Dieron toda la vuelta por la cámara sepulcral. Mientras Nora tachaba entradas en su lista, Viola analizaba la rotulación y examinaba los objetos.
—¿Sabe leer los jeroglíficos? —preguntó Nora.
Viola asintió con la cabeza.
—¿Cómo interpreta la maldición de encima de la puerta, la del Ojo de Horus?
Una risa.
—Es de las más desagradables que he visto.
—Ah, ¿sí? Creía que lo eran todas.
—Al contrario. Muchas tumbas egipcias ni siquiera están protegidas con maldiciones. No hacía falta, puesto que todo el mundo sabía que saquear la tumba de un faraón era robar a los propios dioses.
—Entonces, ¿por qué en esta tumba pusieron una maldición?
—Supongo que porque Senef, a diferencia de los faraones, no era un dios, y es posible que le pareciera necesario reforzar la protección con un conjuro. Esa imagen de Ammut... ¡Buf! —Viola se estremeció—. Ni Goya lo habría hecho mejor.
Nora echó un vistazo a la pintura y asintió muy seria.
—Me han dicho que ya se ha corrido la voz sobre la maldición —dijo Viola.
—Sí, empezaron los vigilantes y ahora en el museo no se habla de otra cosa. Hasta hay algunos empleados de mantenimiento que se niegan rotundamente a entrar en la tumba a determinadas horas.
Al rodear una pilastra se encontraron a una mujer vestida con un traje gris arrodillada en el suelo de piedra, rascando el polvo de una grieta para meterlo en un tubo de ensayo. Cerca había un hombre con bata blanca organizando algo que parecían muestras en un laboratorio químico portátil.
—Pero ¿qué hace esta mujer? —susurró Viola.
Nora nunca la había visto.

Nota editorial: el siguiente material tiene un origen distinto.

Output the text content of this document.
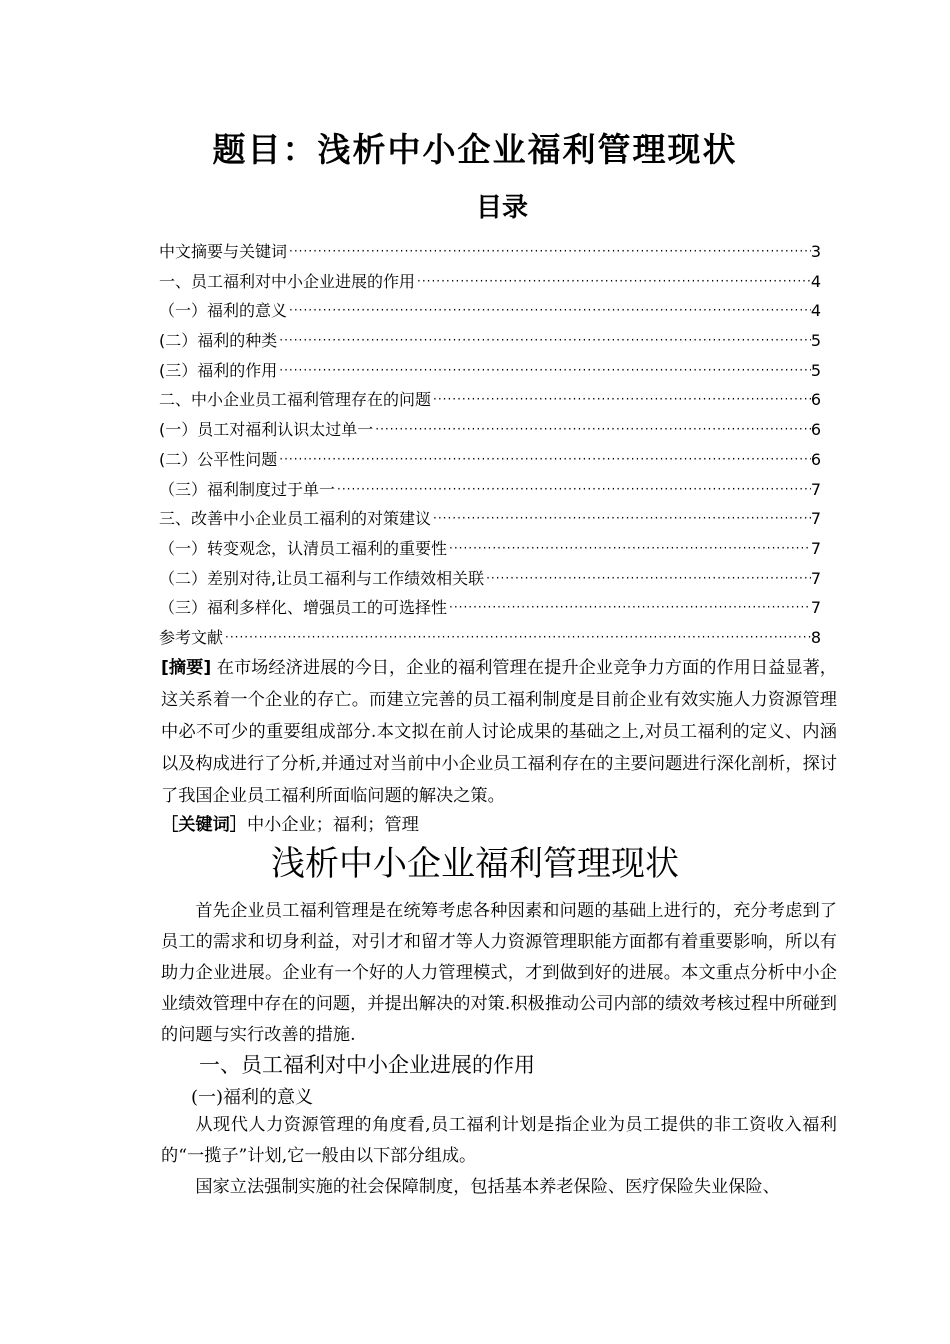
题目：浅析中小企业福利管理现状
目录
中文摘要与关键词 ·····	3
一、员工福利对中小企业进展的作用 ·····	4
（一）福利的意义 ·····	4
(二）福利的种类 ·····	5
(三）福利的作用 ·····	5
二、中小企业员工福利管理存在的问题 ·····	6
(一）员工对福利认识太过单一 ·····	6
(二）公平性问题 ·····	6
（三）福利制度过于单一 ·····	7
三、改善中小企业员工福利的对策建议 ·····	7
（一）转变观念，认清员工福利的重要性 ·····	7
（二）差别对待,让员工福利与工作绩效相关联 ·····	7
（三）福利多样化、增强员工的可选择性 ·····	7
参考文献 ·····	8

[摘要] 在市场经济进展的今日，企业的福利管理在提升企业竞争力方面的作用日益显著，这关系着一个企业的存亡。而建立完善的员工福利制度是目前企业有效实施人力资源管理中必不可少的重要组成部分.本文拟在前人讨论成果的基础之上,对员工福利的定义、内涵以及构成进行了分析,并通过对当前中小企业员工福利存在的主要问题进行深化剖析，探讨了我国企业员工福利所面临问题的解决之策。

［关键词］中小企业；福利；管理

浅析中小企业福利管理现状

首先企业员工福利管理是在统筹考虑各种因素和问题的基础上进行的，充分考虑到了员工的需求和切身利益，对引才和留才等人力资源管理职能方面都有着重要影响，所以有助力企业进展。企业有一个好的人力管理模式，才到做到好的进展。本文重点分析中小企业绩效管理中存在的问题，并提出解决的对策.积极推动公司内部的绩效考核过程中所碰到的问题与实行改善的措施.

一、员工福利对中小企业进展的作用
(一)福利的意义

从现代人力资源管理的角度看,员工福利计划是指企业为员工提供的非工资收入福利的“一揽子”计划,它一般由以下部分组成。

国家立法强制实施的社会保障制度，包括基本养老保险、医疗保险失业保险、
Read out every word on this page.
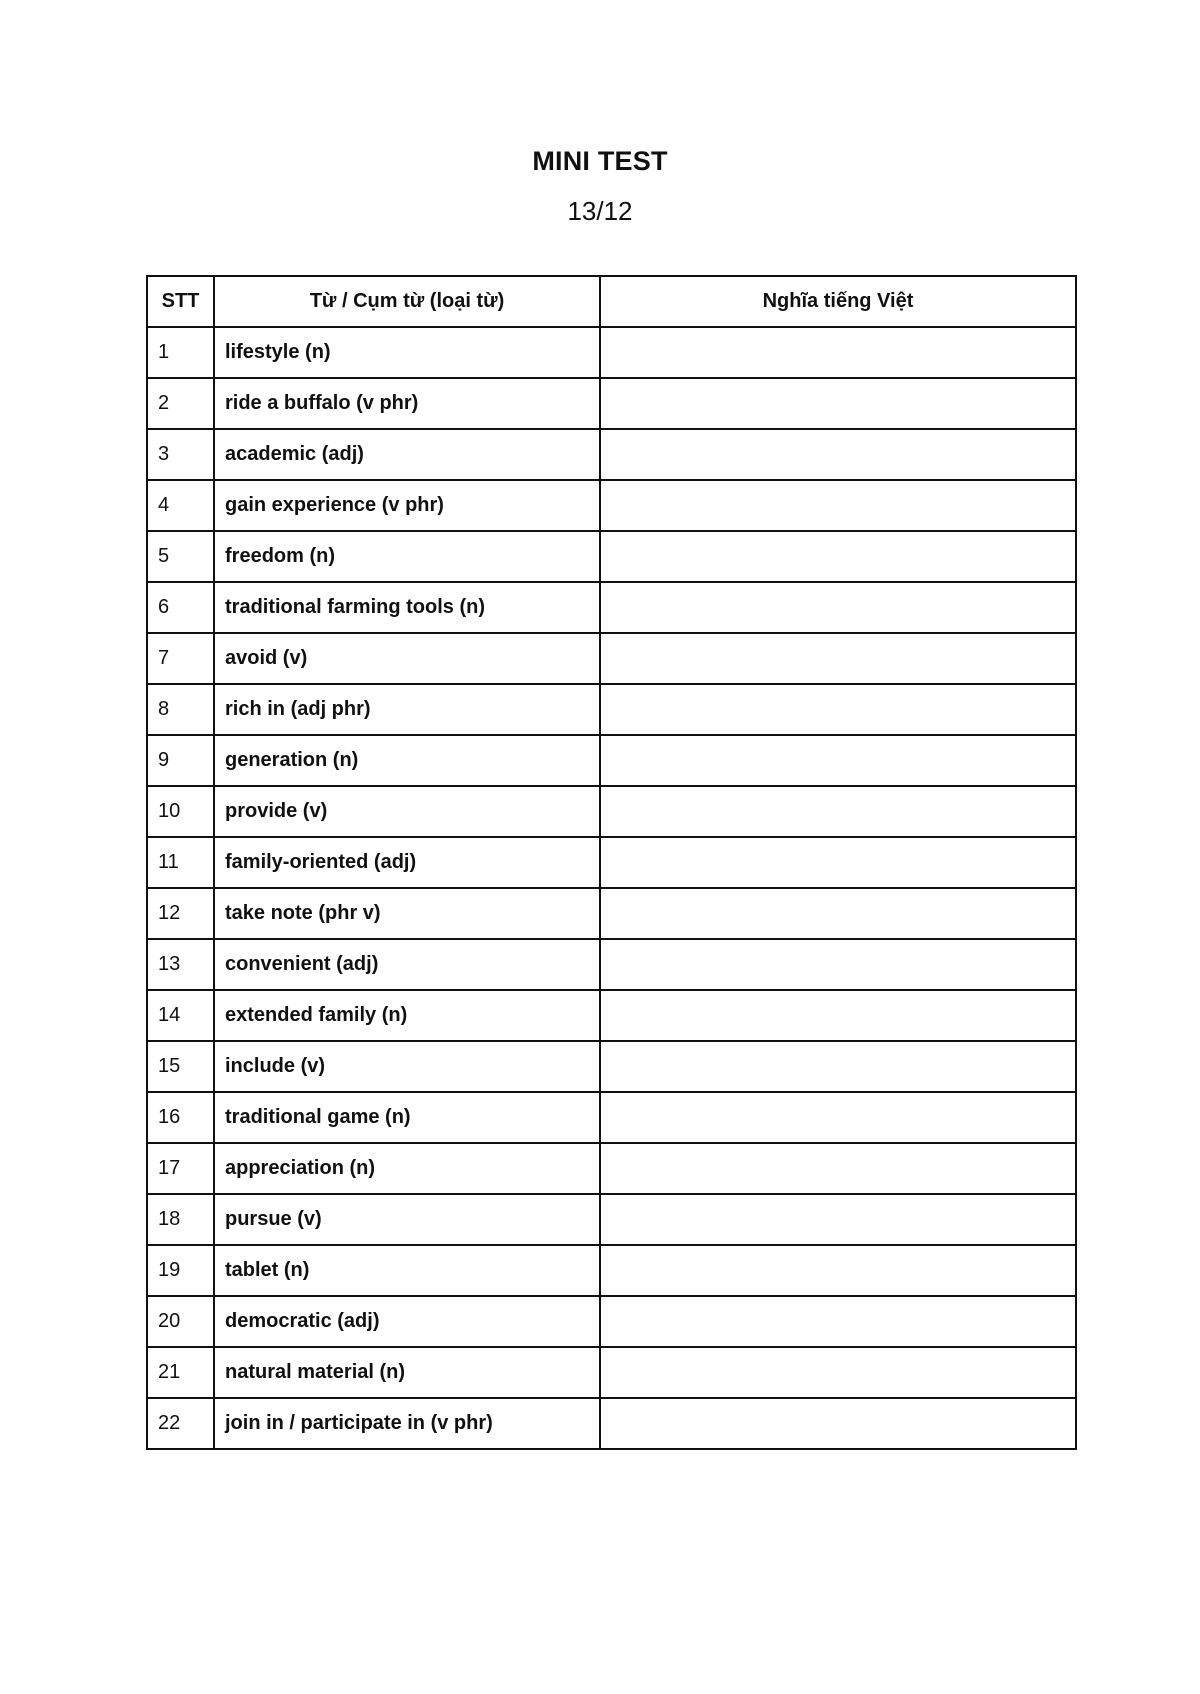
MINI TEST
13/12
STT	Từ / Cụm từ (loại từ)	Nghĩa tiếng Việt
1	lifestyle (n)	
2	ride a buffalo (v phr)	
3	academic (adj)	
4	gain experience (v phr)	
5	freedom (n)	
6	traditional farming tools (n)	
7	avoid (v)	
8	rich in (adj phr)	
9	generation (n)	
10	provide (v)	
11	family-oriented (adj)	
12	take note (phr v)	
13	convenient (adj)	
14	extended family (n)	
15	include (v)	
16	traditional game (n)	
17	appreciation (n)	
18	pursue (v)	
19	tablet (n)	
20	democratic (adj)	
21	natural material (n)	
22	join in / participate in (v phr)	
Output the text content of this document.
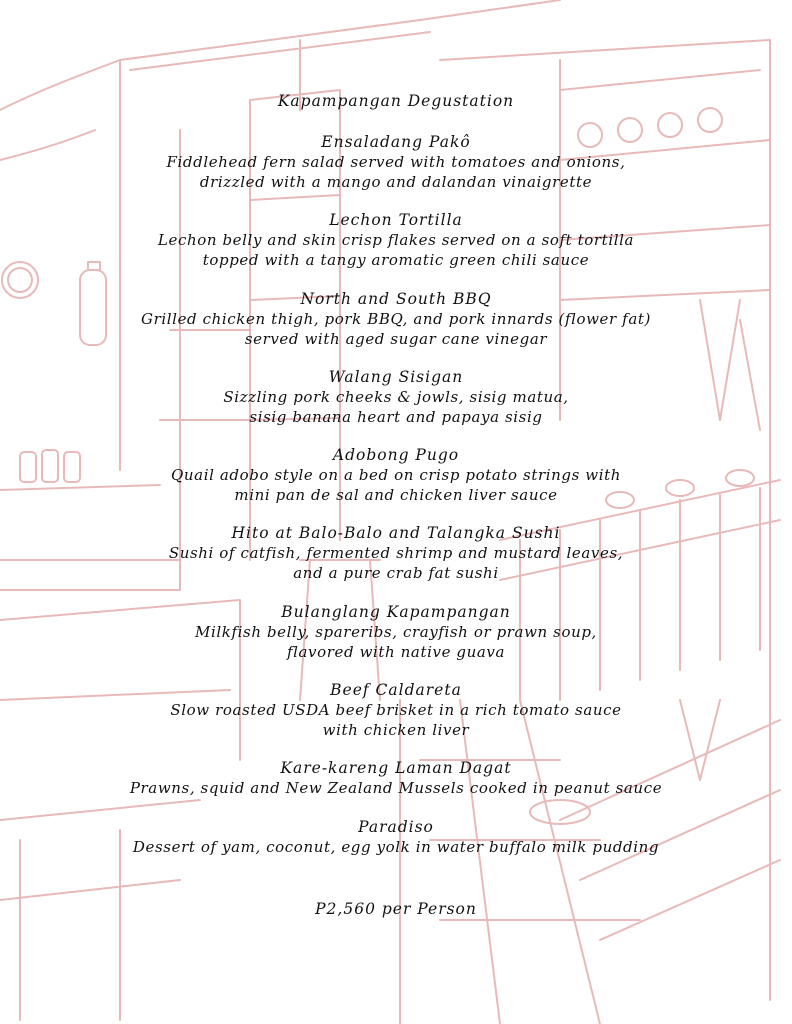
Kapampangan Degustation
Ensaladang Pakô
Fiddlehead fern salad served with tomatoes and onions,
drizzled with a mango and dalandan vinaigrette
Lechon Tortilla
Lechon belly and skin crisp flakes served on a soft tortilla
topped with a tangy aromatic green chili sauce
North and South BBQ
Grilled chicken thigh, pork BBQ, and pork innards (flower fat)
served with aged sugar cane vinegar
Walang Sisigan
Sizzling pork cheeks & jowls, sisig matua,
sisig banana heart and papaya sisig
Adobong Pugo
Quail adobo style on a bed on crisp potato strings with
mini pan de sal and chicken liver sauce
Hito at Balo-Balo and Talangka Sushi
Sushi of catfish, fermented shrimp and mustard leaves,
and a pure crab fat sushi
Bulanglang Kapampangan
Milkfish belly, spareribs, crayfish or prawn soup,
flavored with native guava
Beef Caldareta
Slow roasted USDA beef brisket in a rich tomato sauce
with chicken liver
Kare-kareng Laman Dagat
Prawns, squid and New Zealand Mussels cooked in peanut sauce
Paradiso
Dessert of yam, coconut, egg yolk in water buffalo milk pudding
P2,560 per Person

En todo caso no parecía una empleada del museo, sino una policía.
—Vamos a averiguarlo. —Se acercó—. Hola. Soy Nora Kelly, la comisaria de la exposición.La mujer se levantó.
—Yo soy Susan Lombardi, de la Dirección de Seguridad y Salud Laboral.
—¿Podría decirme qué están haciendo?
—Pruebas, por si hay algún riesgo ambiental. Toxinas, microbios... Ya sabe.
—¿En serio? ¿Es necesario?
Lombardi se encogió de hombros.
—Lo único que sé es que lo ha pedido la policía de Nueva York y que es urgente.
—Ya. Gracias.
Nora se giró y la dejó seguir con su trabajo.
—Qué raro... —dijo Viola—. ¿De qué tienen miedo, de que haya alguna enfermedad infecciosa que pueda ser endémica a la tumba en sí? Se sabe que algunas tumbas egipcias han albergado antiguos virus y esporas de hongos.
—Supongo que sí. Lo raro es que no me lo hayan dicho.
Viola, sin embargo, ya le había dado la espalda.
—¡Mire, mire! ¡Qué maravilla de recipiente para ungüento! ¡Es mejor que todo lo que hay en el British Museum! —Corrió hacia una vitrina grande que contenía una pieza tallada en alabastro blanco, adornada con pinturas y con un león agazapado en la tapa—. Pero ¡si lleva el cartucho del mismísimo Tutmosis!
Empezó a examinarlo de rodillas, absorta.
Viola Maskelene tenía un toque de espontaneidad y hasta de rebeldía que eran refrescantes. Fijándose en sus pantalones viejos de loneta, en su cara sin maquillar y en su camisa de trabajo llena de polvo, Nora se preguntó si pensaba usarlos como uniforme de diario en el museo. Su imagen estaba en el extremo opuesto de la del típico arqueólogo británico estirado.